As a concrete illustration of this difficulty, suppose that many subjects say that an equal monetary split is “fair” in the asymmetric information version of the UG but that a substantial number of subjects also believe that a substantial number of subjects will offer much less than half of the monetary value of the stakes in this game, believe that others believe or expect that this will happen and so on. What then is the norm governing the game?
[10] Another alternative would be to regard the pay off to self term as varying across the two versions of the DG – perhaps on the grounds that the dictator gets disutility from having her stinginess known to the experimenter in the usual version of the DG but not in the double blind game. As noted earlier, this move complicates the problem of determining the value of the pay off to self term and raises the question of how we can distinguish a change in the value of this term from a shift in ki.
[11] Camerer and Fehr (2004, p. 78) raise another issue for appeals to norms to explain behavior. This is that subjects change their behavior (and their willingness to conform to norms) in response to changes in pay-offs. To the extent that such changes involve changes in pay-offs to self, Bicchieri’s account appears to be able to capture this phenomenon, since on her view, subject’s behavior is influenced by personal pay-offs as well as preferences for conforming to norms. However, it is arguable that a more problematic set of cases for an account like Bicchieri’s involves trade-offs among different sorts of other regarding preferences. Consider a DG where the dictator D can contribute some portion of her stake to each of two subjects, A and B, where D knows no identifying information about either subject. To the extent that there is a norm governing this allocation it presumably mandates that A and B receive the same amount (x, x), whatever that may ppose that D reserves d for herself. Now consider cases in which D is still able to allocate d for herself but faces choices of the form (x-k1, x+k2) for the allocations to A and B, where k2>k1>0. Presumably for some values of k1 and k2 many dictators will prefer on unequal split and this will become more likely as k2- k1 becomes larger. For example, a dictator might prefer (5,5) to (6,4) but (15, 4) to (5,5) even though the latter violates the norm of equality. Presumably different dictators will favor different rates of trade-off between equality vs. maximizing the sum of A’s and B’s payoff. It seems unlikely that this trade-off rate will itself follow any generally accepted norm; instead if it reflects anything systematic, it will reflect the relative strength of D’s social preferences for equality and for maximizing the total pay-off. The general point is that some “social choices” will reflect trade-offs among different social values, where the trade-off rate is not itself prescribed by some norm.
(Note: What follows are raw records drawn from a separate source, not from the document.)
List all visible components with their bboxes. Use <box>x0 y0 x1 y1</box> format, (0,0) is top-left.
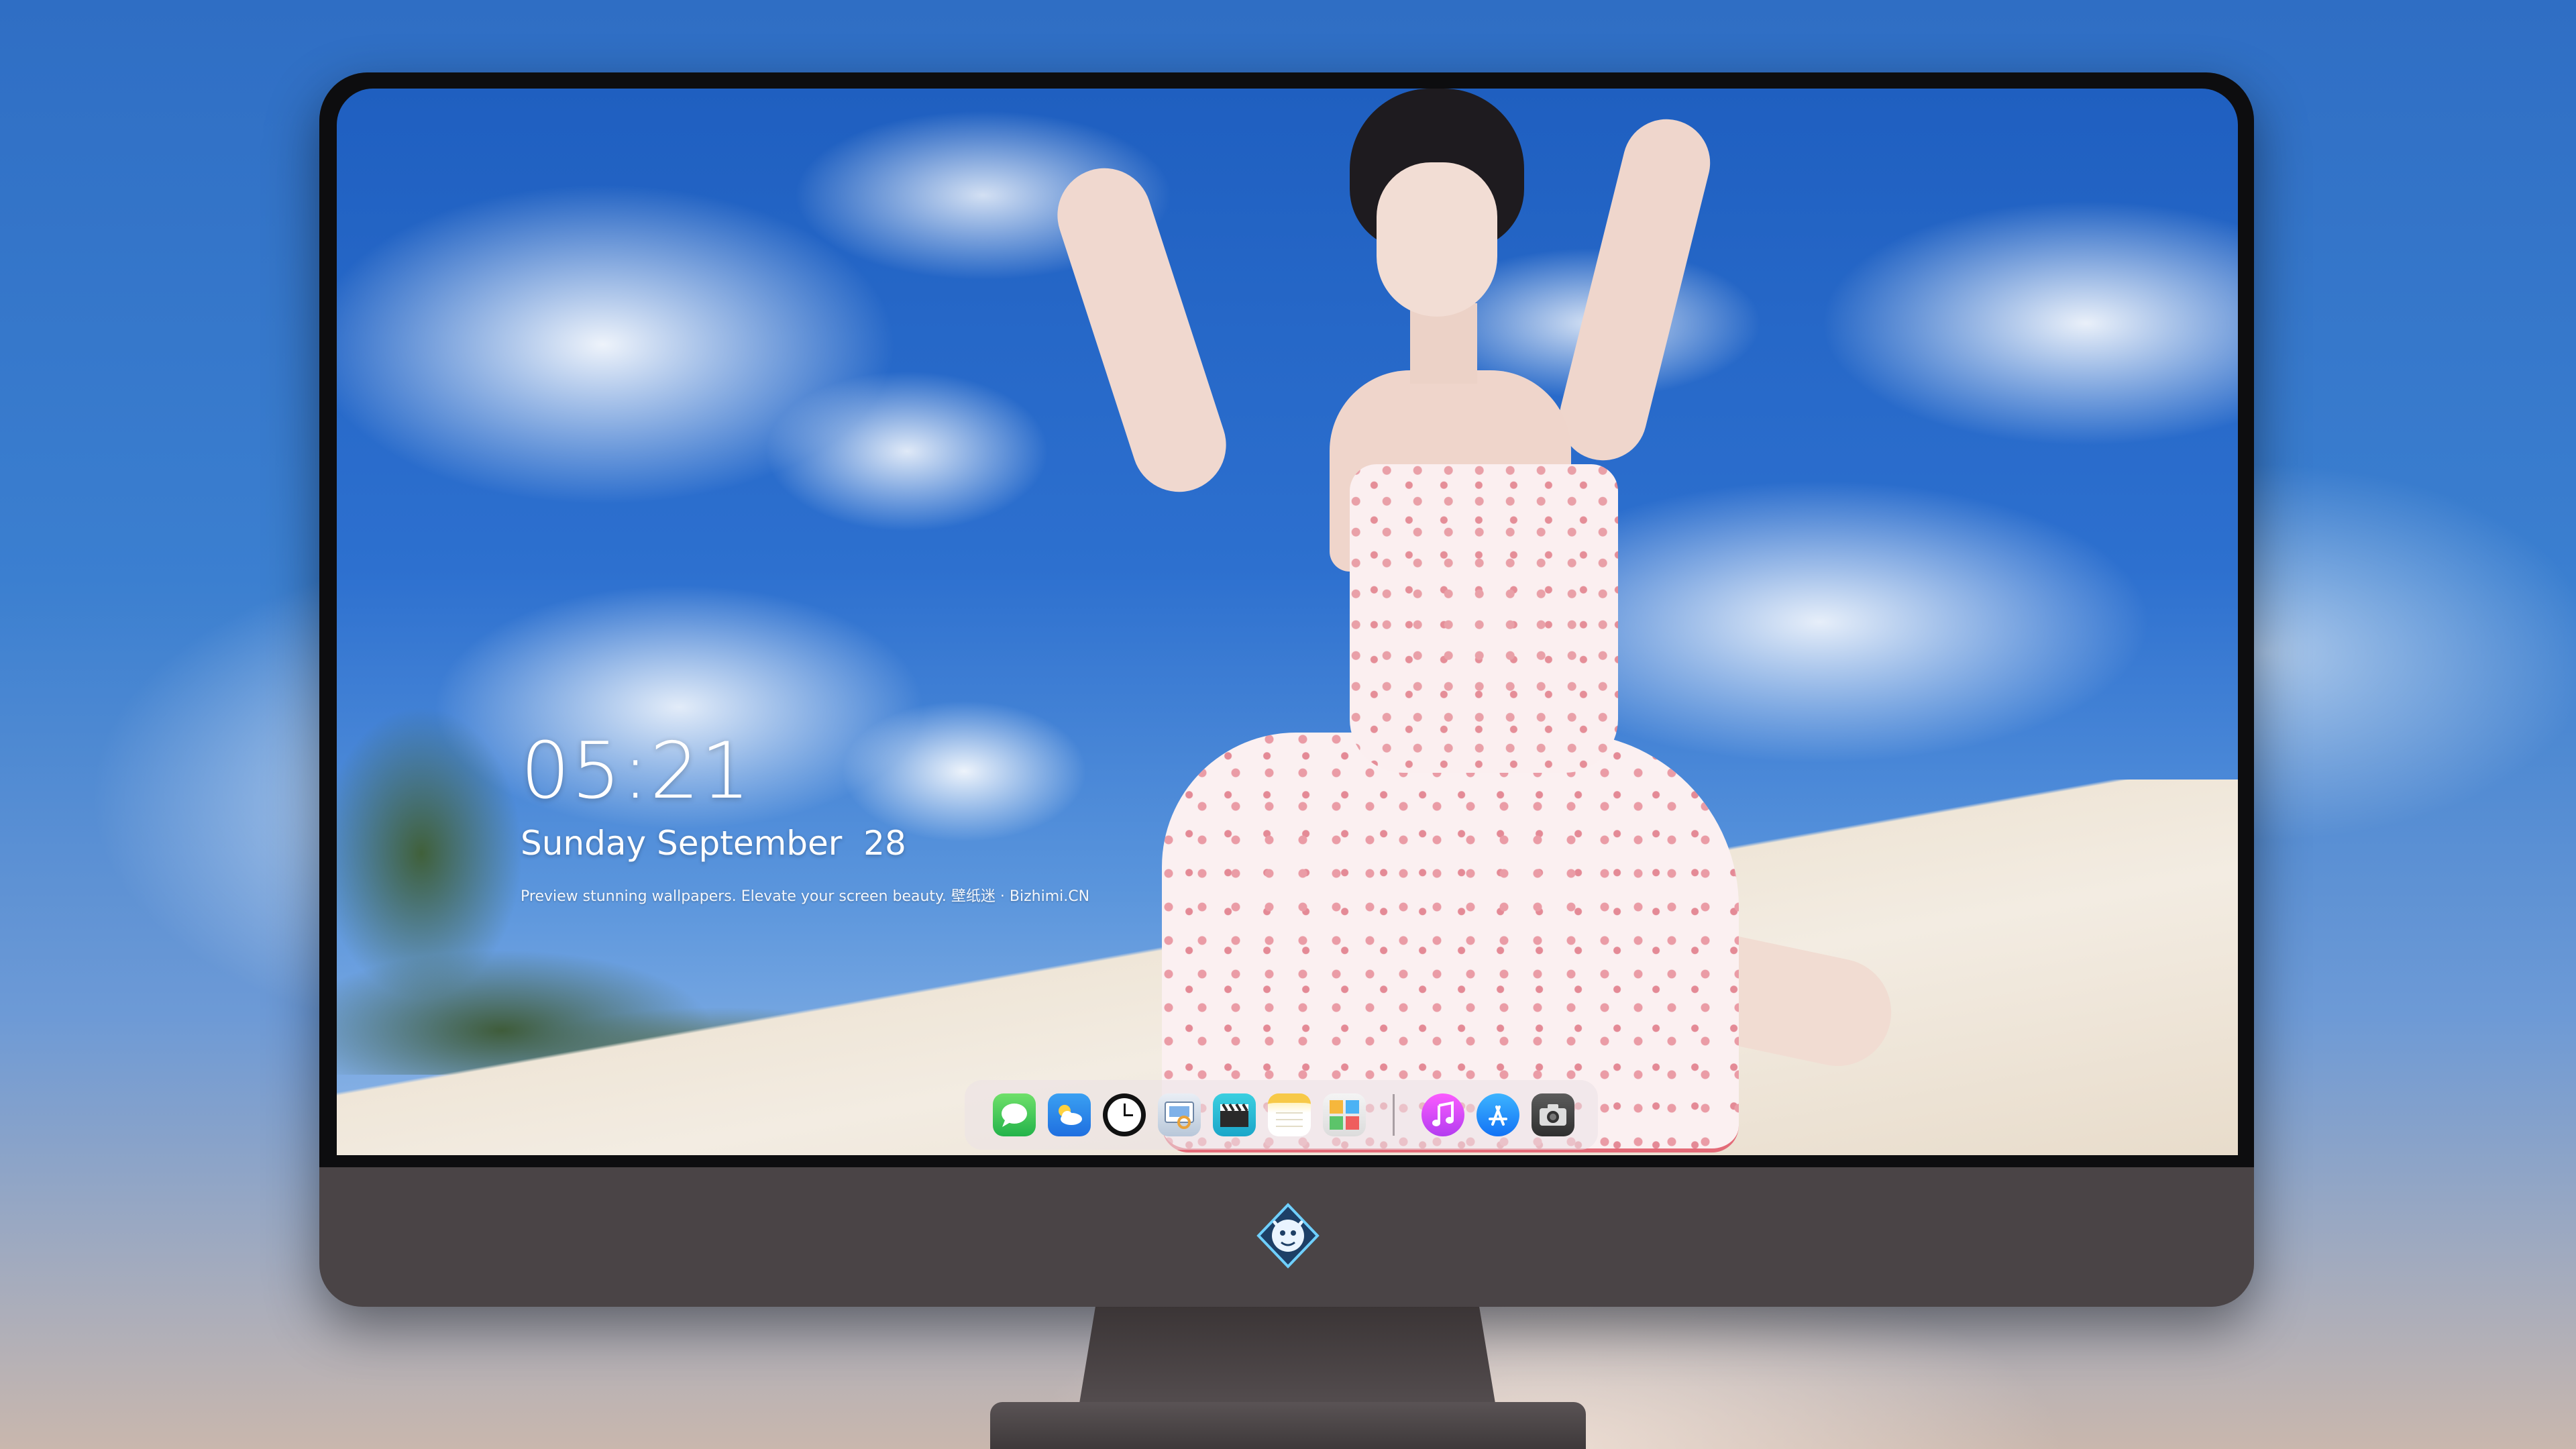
lockscreen-clock: 05:21 <box>521 726 752 816</box>
photos-icon[interactable] <box>1323 1093 1366 1136</box>
monitor-stand-neck <box>1079 1307 1496 1407</box>
app-store-icon[interactable] <box>1477 1093 1519 1136</box>
lockscreen-date: Sunday September 28 <box>521 824 906 863</box>
music-icon[interactable] <box>1421 1093 1464 1136</box>
notes-icon[interactable] <box>1268 1093 1311 1136</box>
dock-separator <box>1393 1094 1395 1136</box>
weather-icon[interactable] <box>1048 1093 1091 1136</box>
monitor-brand-logo <box>1254 1202 1322 1269</box>
preview-icon[interactable] <box>1158 1093 1201 1136</box>
clock-icon[interactable] <box>1103 1093 1146 1136</box>
dock <box>965 1080 1598 1150</box>
monitor-stand-base <box>990 1402 1586 1449</box>
screen-wallpaper <box>337 89 2238 1155</box>
lockscreen-tagline: Preview stunning wallpapers. Elevate you… <box>521 888 1090 905</box>
clapperboard-icon[interactable] <box>1213 1093 1256 1136</box>
figure-dress-top <box>1350 464 1618 773</box>
figure-face <box>1377 162 1497 317</box>
wallpaper-figure <box>1045 89 1902 1155</box>
camera-icon[interactable] <box>1532 1093 1574 1136</box>
figure-arm-left <box>1045 156 1238 504</box>
figure-arm-right <box>1550 109 1719 470</box>
messages-icon[interactable] <box>993 1093 1036 1136</box>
[12] Also relevant in this connection are results reported in Guth (1995) He finds that in a MUG, proposers choose highly unequal splits much more often when an even split is replaced with a slightly uneven one. For example, given a choice between (17, 3) and (10,10), proposers choose (10,10) half the time. When the (10,10) option is replaced with (9,11), responders choose (17, 3) two thirds of time. A natural interpretation of this result is that proposers are influenced by an equal split norm when conformity to it is possible, but that there is no obvious norm that tells them they should prefer (9,10) to (17,3). On a social preference approach, there must be an (unexplained) sharp discontinuity between proposer’s attitudes toward (10,10) and (9,11).